Exam Information:
Times:
1st Period: Tuesday 12/17 at 1:15 - 3:15 PM
Test Format:
Paper Test: Approximately 60 minutes. Cumulative - SNAP! language.
Practical Test: Approximately 60 minutes. Be prepared to code something under time constraints or fix script that is not working properly.
How to Practice:
1) Look at your old projects.
2) Review your Notes
3) Look at your old labs
4) Look at these exercises Practice for Final Exam (pdf version) (docx version)
5) These exercises can give you more practice for the practical (coding) part of the final:
Custom Reporter Blocks and drawing shapes. Examples:
- NEW: Know how to traverse a given string of words, creating a list of words.

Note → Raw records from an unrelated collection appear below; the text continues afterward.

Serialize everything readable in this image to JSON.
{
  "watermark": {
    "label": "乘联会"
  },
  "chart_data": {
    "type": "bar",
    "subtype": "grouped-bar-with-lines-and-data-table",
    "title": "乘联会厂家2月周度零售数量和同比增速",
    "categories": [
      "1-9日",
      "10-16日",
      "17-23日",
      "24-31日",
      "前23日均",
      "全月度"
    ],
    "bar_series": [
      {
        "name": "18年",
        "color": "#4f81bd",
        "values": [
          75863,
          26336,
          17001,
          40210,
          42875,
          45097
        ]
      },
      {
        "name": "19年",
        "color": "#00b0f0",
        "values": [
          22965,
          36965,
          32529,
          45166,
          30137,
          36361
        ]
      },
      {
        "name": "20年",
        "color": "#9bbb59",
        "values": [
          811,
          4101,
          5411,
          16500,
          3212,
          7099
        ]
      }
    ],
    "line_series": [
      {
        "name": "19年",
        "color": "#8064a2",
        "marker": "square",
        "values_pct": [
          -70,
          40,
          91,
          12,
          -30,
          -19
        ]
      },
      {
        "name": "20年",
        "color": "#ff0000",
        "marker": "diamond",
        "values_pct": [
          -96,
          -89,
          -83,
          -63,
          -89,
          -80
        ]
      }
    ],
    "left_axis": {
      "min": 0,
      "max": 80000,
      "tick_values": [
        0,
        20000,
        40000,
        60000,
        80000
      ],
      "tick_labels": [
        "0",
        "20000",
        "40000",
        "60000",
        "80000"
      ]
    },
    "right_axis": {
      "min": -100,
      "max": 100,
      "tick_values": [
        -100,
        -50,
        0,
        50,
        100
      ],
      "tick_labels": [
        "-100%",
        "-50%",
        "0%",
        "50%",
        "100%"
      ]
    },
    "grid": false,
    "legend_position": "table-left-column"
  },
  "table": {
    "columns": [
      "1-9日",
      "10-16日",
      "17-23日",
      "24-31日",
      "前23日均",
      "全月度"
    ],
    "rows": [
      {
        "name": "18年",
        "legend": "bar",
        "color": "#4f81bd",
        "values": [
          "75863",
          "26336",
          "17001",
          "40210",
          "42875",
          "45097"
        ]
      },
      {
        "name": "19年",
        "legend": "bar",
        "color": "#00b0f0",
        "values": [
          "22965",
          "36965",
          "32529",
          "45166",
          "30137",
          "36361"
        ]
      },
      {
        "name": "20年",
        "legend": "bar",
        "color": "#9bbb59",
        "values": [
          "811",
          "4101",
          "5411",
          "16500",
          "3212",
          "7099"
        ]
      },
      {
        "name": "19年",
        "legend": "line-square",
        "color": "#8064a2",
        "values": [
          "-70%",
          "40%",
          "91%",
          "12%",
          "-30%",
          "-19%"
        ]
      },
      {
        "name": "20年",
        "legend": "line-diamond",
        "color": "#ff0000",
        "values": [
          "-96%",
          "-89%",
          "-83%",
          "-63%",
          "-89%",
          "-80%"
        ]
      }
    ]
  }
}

- Create a block that takes two input variables (numbers) and draws a corresponding parallelogram with those dimensions. Tessellate (tile) the pattern across a 1 row.
- Know how to create regular polygons with a custom block.
- Create custom reporter blocks involving lists. Examples:
- Create a block that takes in a list of numbers and reports their sum.
- Use the block above to create a block that takes in a list of numbers and reports their average.
- Create a custom block that takes in a list of numbers and reports the mode (most frequent number) of that list
- Create a block that takes in a list of numbers. It should report reports a list of numbers that has corresponding items that are 10 times larger.
- Create a block that takes in a list of words and joins them with dashes in between them. For example if you passed in ["Winston", "is", "the", "best", "gorilla"] the list would report"Winston-is-the-best-gorilla". (No, you can't use the join built-in join block)
- Create a block to work with coordinates:
- Create a block that takes in 4 numbers. In order they are (x1, y1, x2, y2) , the x and y coordinates of two points on the plane. The block should output the midpoint of the two points.
- Create a block that takes in 4 numbers. In order they are (x1, y1, x2, y2) , the x and y coordinates of two points on the plane. The block should output the distance between two points.